La investigación social ofrece una interpretación distinta. Los sujetos portan memorias, saberes y repertorios de acción colectiva construidos a lo largo de la historia. Conocen, aunque no siempre lo expresen en esos términos, las formas mediante las cuales las comunidades han enfrentado la injusticia, organizado la solidaridad y construido respuestas colectivas frente a situaciones de agravio. Cuando determinadas condiciones sociales y políticas convergen, esos repertorios no aparecen desde la nada, resurgen, se actualizan y se ponen nuevamente en práctica.
Por eso, atribuir el estallido social a una conspiración externa no solo implica desconocer la evidencia disponible. Implica, sobre todo, desconocer la capacidad de las personas para organizarse, interpretar críticamente su experiencia y actuar colectivamente frente a aquello que consideran injusto. Es una explicación que dice menos sobre quienes se movilizaron que sobre la dificultad de ciertos sectores para reconocer que los pueblos también producen historia.

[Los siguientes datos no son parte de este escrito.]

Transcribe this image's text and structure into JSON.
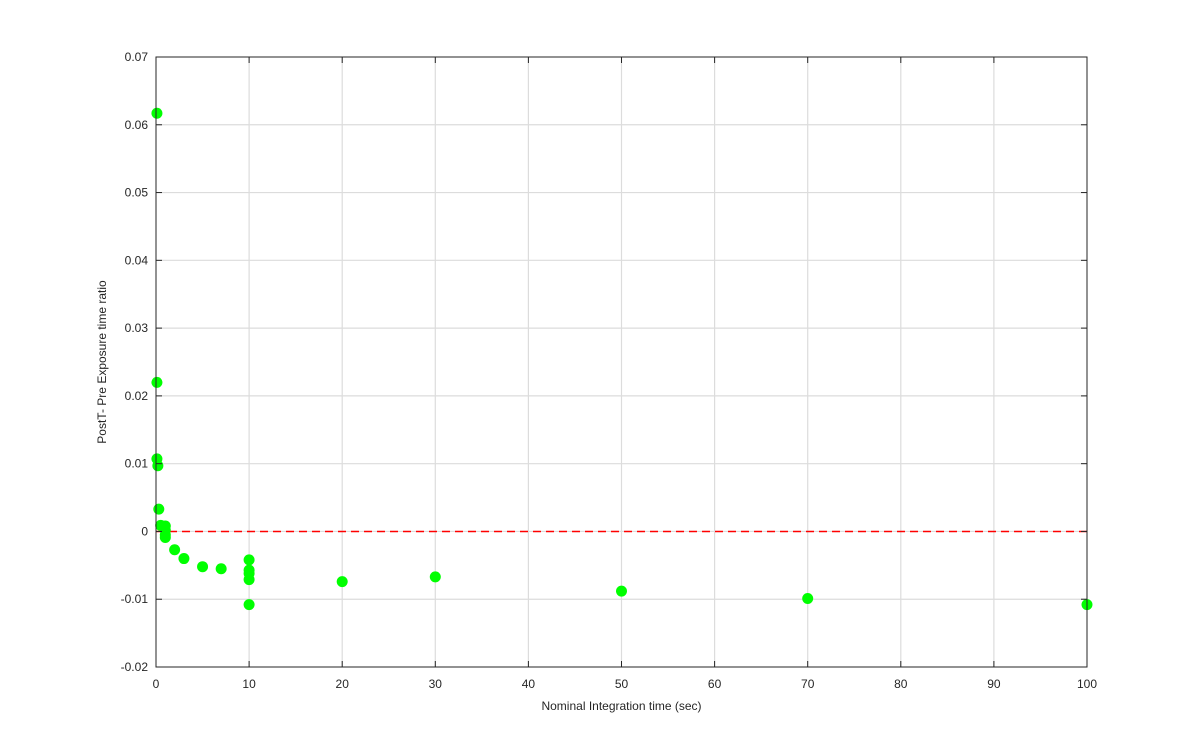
{
  "chart_data": {
    "type": "scatter",
    "xlabel": "Nominal Integration time (sec)",
    "ylabel": "PostT- Pre Exposure time ratio",
    "xlim": [
      0,
      100
    ],
    "ylim": [
      -0.02,
      0.07
    ],
    "x_ticks": [
      "0",
      "10",
      "20",
      "30",
      "40",
      "50",
      "60",
      "70",
      "80",
      "90",
      "100"
    ],
    "y_ticks": [
      "-0.02",
      "-0.01",
      "0",
      "0.01",
      "0.02",
      "0.03",
      "0.04",
      "0.05",
      "0.06",
      "0.07"
    ],
    "grid": true,
    "marker_color": "#00ff00",
    "reference_line": {
      "y": 0,
      "color": "#ff0000",
      "style": "dashed"
    },
    "points": [
      {
        "x": 0.1,
        "y": 0.0617
      },
      {
        "x": 0.1,
        "y": 0.022
      },
      {
        "x": 0.1,
        "y": 0.0107
      },
      {
        "x": 0.2,
        "y": 0.0097
      },
      {
        "x": 0.3,
        "y": 0.0033
      },
      {
        "x": 0.5,
        "y": 0.0009
      },
      {
        "x": 1.0,
        "y": 0.0008
      },
      {
        "x": 1.0,
        "y": 0.0002
      },
      {
        "x": 1.0,
        "y": -0.0005
      },
      {
        "x": 1.0,
        "y": -0.0009
      },
      {
        "x": 2.0,
        "y": -0.0027
      },
      {
        "x": 3.0,
        "y": -0.004
      },
      {
        "x": 5.0,
        "y": -0.0052
      },
      {
        "x": 7.0,
        "y": -0.0055
      },
      {
        "x": 10.0,
        "y": -0.0042
      },
      {
        "x": 10.0,
        "y": -0.0057
      },
      {
        "x": 10.0,
        "y": -0.0062
      },
      {
        "x": 10.0,
        "y": -0.0071
      },
      {
        "x": 10.0,
        "y": -0.0108
      },
      {
        "x": 20.0,
        "y": -0.0074
      },
      {
        "x": 30.0,
        "y": -0.0067
      },
      {
        "x": 50.0,
        "y": -0.0088
      },
      {
        "x": 70.0,
        "y": -0.0099
      },
      {
        "x": 100.0,
        "y": -0.0108
      }
    ]
  }
}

Lo que una comisión sobre el estallido debería investigar
Si una comisión investigadora aborda el estallido social desde la premisa de que existió una conspiración, corre el riesgo de buscar la confirmación de una tesis antes que la comprensión de un fenómeno complejo. Y al hacerlo, deja en segundo plano las preguntas que realmente importan: ¿por qué el malestar alcanzó una extensión tan amplia? ¿Qué condiciones materiales y simbólicas lo hicieron posible? ¿Cómo fue que millones de personas reconocieron, en cuestión de horas, que aquella revuelta también expresaba algo de sus propias vidas?
Esas son las preguntas de una sociedad que busca comprenderse a sí misma. Las interrogantes sobre eventuales influencias externas pueden formar parte de una investigación rigurosa, pero difícilmente permiten explicar, por sí solas, la magnitud de un proceso que involucró a millones de personas en todo el país.

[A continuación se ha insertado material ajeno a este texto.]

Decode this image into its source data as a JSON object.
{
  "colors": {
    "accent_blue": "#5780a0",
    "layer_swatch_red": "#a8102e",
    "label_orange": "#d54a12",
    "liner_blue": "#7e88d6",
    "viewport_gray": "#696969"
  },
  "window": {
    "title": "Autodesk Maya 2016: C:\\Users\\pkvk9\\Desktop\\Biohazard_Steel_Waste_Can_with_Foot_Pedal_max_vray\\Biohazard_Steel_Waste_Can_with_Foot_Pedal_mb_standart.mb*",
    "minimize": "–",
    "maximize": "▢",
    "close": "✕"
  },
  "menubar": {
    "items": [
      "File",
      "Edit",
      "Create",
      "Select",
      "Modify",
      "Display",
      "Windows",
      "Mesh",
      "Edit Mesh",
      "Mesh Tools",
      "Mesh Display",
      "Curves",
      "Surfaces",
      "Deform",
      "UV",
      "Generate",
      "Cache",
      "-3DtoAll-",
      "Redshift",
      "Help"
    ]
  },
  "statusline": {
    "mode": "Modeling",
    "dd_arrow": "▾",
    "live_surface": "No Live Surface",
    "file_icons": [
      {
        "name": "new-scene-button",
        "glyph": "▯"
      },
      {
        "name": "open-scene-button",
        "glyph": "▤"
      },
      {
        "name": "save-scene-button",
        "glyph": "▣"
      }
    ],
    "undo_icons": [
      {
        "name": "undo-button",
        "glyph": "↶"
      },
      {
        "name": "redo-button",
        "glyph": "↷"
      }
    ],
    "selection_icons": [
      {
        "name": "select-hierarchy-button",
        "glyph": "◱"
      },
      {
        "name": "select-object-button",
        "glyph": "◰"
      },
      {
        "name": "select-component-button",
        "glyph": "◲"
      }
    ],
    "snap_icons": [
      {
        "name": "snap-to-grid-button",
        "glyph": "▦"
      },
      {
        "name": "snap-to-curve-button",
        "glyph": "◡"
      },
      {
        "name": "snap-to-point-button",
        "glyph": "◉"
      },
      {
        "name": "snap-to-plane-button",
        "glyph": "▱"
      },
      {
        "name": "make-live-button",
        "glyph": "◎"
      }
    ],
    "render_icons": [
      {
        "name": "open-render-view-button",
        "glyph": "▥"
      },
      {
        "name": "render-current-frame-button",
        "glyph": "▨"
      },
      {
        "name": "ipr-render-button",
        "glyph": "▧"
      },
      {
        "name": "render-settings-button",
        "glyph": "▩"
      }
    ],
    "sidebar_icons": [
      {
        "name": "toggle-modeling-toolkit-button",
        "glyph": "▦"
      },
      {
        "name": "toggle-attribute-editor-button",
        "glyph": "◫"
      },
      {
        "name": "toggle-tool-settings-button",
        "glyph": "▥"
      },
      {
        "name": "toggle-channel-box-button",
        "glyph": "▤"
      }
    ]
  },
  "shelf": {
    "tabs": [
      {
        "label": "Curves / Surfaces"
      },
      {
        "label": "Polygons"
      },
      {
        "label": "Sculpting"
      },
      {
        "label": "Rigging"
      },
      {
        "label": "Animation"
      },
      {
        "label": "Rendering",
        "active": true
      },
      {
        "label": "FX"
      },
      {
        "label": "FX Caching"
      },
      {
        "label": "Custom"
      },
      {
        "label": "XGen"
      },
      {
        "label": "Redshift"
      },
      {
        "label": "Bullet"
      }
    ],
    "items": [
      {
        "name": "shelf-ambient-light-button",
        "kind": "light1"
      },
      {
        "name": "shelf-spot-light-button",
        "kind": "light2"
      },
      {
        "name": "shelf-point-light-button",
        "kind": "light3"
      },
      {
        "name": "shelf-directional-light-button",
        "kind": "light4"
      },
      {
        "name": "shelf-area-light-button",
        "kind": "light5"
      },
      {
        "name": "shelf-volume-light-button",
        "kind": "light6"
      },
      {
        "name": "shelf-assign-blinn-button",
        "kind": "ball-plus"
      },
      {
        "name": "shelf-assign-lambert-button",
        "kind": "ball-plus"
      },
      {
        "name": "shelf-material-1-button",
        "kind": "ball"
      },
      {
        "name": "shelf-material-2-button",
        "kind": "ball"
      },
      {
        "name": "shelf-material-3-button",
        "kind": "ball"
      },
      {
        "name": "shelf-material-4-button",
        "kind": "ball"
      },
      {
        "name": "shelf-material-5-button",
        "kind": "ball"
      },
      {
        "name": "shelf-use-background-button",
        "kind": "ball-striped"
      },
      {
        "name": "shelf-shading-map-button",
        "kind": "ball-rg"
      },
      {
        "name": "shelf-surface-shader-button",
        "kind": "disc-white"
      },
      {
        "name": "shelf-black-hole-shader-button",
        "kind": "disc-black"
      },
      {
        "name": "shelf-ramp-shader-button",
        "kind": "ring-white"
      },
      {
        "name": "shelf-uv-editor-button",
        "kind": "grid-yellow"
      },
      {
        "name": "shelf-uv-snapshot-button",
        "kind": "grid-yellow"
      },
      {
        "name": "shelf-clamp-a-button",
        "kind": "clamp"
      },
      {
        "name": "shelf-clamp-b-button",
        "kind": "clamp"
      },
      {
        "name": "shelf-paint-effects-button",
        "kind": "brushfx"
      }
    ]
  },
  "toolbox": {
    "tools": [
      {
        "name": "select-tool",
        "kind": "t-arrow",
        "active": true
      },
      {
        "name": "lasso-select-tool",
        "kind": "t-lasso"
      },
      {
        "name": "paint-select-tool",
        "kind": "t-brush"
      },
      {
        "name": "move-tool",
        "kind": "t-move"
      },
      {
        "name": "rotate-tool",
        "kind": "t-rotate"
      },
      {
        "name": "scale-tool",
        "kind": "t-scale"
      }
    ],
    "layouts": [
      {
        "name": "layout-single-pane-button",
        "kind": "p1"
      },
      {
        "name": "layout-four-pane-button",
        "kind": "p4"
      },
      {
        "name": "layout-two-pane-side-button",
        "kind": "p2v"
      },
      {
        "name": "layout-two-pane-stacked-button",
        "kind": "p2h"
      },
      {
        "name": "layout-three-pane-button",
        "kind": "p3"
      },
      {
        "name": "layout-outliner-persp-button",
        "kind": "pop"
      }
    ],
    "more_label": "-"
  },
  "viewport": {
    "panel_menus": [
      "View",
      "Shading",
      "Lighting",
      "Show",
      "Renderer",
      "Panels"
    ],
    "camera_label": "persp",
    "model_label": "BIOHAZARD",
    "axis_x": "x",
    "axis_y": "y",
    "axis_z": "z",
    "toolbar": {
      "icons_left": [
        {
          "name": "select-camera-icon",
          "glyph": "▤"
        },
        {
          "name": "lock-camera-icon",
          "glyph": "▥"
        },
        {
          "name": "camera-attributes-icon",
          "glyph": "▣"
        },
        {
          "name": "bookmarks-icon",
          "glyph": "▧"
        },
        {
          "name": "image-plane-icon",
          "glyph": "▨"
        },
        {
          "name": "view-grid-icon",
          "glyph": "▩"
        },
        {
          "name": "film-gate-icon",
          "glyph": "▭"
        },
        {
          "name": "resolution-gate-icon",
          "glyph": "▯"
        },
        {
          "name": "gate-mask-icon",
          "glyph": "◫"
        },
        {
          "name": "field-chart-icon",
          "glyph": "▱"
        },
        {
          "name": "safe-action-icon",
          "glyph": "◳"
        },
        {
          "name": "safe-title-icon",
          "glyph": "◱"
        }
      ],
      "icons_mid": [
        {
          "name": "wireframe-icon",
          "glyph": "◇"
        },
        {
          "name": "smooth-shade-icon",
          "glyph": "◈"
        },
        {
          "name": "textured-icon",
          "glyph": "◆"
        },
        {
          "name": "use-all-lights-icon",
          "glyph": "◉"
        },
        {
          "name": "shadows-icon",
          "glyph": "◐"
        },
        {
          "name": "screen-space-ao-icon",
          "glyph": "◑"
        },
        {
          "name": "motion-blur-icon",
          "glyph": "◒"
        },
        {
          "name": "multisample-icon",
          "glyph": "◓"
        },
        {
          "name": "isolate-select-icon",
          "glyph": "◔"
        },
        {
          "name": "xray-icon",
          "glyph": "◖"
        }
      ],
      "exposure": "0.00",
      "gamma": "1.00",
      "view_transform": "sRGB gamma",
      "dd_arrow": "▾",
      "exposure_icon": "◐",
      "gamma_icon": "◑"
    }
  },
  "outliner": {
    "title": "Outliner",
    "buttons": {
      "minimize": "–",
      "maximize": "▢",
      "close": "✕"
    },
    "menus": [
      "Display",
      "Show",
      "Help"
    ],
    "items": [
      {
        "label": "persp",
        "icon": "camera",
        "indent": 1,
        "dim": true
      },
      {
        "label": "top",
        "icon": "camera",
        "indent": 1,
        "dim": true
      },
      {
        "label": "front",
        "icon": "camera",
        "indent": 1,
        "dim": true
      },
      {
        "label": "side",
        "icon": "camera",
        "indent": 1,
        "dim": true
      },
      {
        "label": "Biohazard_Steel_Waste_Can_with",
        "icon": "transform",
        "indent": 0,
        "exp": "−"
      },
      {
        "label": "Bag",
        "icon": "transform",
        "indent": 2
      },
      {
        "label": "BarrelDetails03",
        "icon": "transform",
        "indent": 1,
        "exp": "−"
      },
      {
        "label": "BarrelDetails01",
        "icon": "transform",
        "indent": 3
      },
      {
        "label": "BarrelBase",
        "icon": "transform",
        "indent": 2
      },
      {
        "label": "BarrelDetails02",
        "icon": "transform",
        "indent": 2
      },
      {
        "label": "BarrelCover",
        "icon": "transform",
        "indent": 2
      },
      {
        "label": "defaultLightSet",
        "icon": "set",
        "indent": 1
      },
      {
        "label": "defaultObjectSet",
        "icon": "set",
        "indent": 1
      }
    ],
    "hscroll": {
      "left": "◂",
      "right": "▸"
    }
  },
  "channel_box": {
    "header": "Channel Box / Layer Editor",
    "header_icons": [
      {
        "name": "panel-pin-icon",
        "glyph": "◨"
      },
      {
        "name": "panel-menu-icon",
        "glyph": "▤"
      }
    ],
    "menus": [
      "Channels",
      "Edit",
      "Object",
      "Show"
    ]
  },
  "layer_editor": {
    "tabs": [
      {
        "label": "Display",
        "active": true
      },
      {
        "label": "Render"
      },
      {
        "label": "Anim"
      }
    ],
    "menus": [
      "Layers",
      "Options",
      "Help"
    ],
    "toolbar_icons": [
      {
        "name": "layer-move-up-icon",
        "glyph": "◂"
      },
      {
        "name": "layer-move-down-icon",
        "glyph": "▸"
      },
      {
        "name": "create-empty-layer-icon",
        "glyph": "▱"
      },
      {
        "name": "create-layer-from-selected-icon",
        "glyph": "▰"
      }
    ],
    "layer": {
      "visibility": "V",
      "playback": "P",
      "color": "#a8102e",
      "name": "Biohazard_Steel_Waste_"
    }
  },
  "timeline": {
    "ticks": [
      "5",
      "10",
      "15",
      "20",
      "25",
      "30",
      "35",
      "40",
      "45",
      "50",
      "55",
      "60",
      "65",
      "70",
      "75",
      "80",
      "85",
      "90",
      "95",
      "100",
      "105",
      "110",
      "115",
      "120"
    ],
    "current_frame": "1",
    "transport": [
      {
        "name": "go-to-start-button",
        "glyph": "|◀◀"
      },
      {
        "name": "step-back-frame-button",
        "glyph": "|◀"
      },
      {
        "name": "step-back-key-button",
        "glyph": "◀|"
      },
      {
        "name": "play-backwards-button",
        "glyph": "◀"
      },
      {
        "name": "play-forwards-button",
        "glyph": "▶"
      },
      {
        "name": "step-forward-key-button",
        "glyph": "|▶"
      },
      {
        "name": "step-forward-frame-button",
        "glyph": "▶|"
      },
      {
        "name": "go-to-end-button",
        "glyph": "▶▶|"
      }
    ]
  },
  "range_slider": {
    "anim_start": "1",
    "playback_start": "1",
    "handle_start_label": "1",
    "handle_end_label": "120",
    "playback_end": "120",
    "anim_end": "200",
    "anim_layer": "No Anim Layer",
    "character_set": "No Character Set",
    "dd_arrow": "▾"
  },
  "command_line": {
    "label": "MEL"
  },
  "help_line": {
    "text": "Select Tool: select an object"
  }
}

El problema de la interpretación de Crespo no es únicamente factual. Es, sobre todo, epistemológico. Parte de una comprensión limitada de la acción colectiva, incapaz de reconocer que la espontaneidad no es el opuesto de la organización, sino una de sus formas posibles. Incapaz de reconocer que los sujetos portan memorias, aprendizajes y repertorios que orientan su acción cuando las circunstancias lo hacen posible.
No entiende que los pueblos tienen memoria. Y que la memoria, cuando encuentra las condiciones adecuadas, puede convertirse en movilización.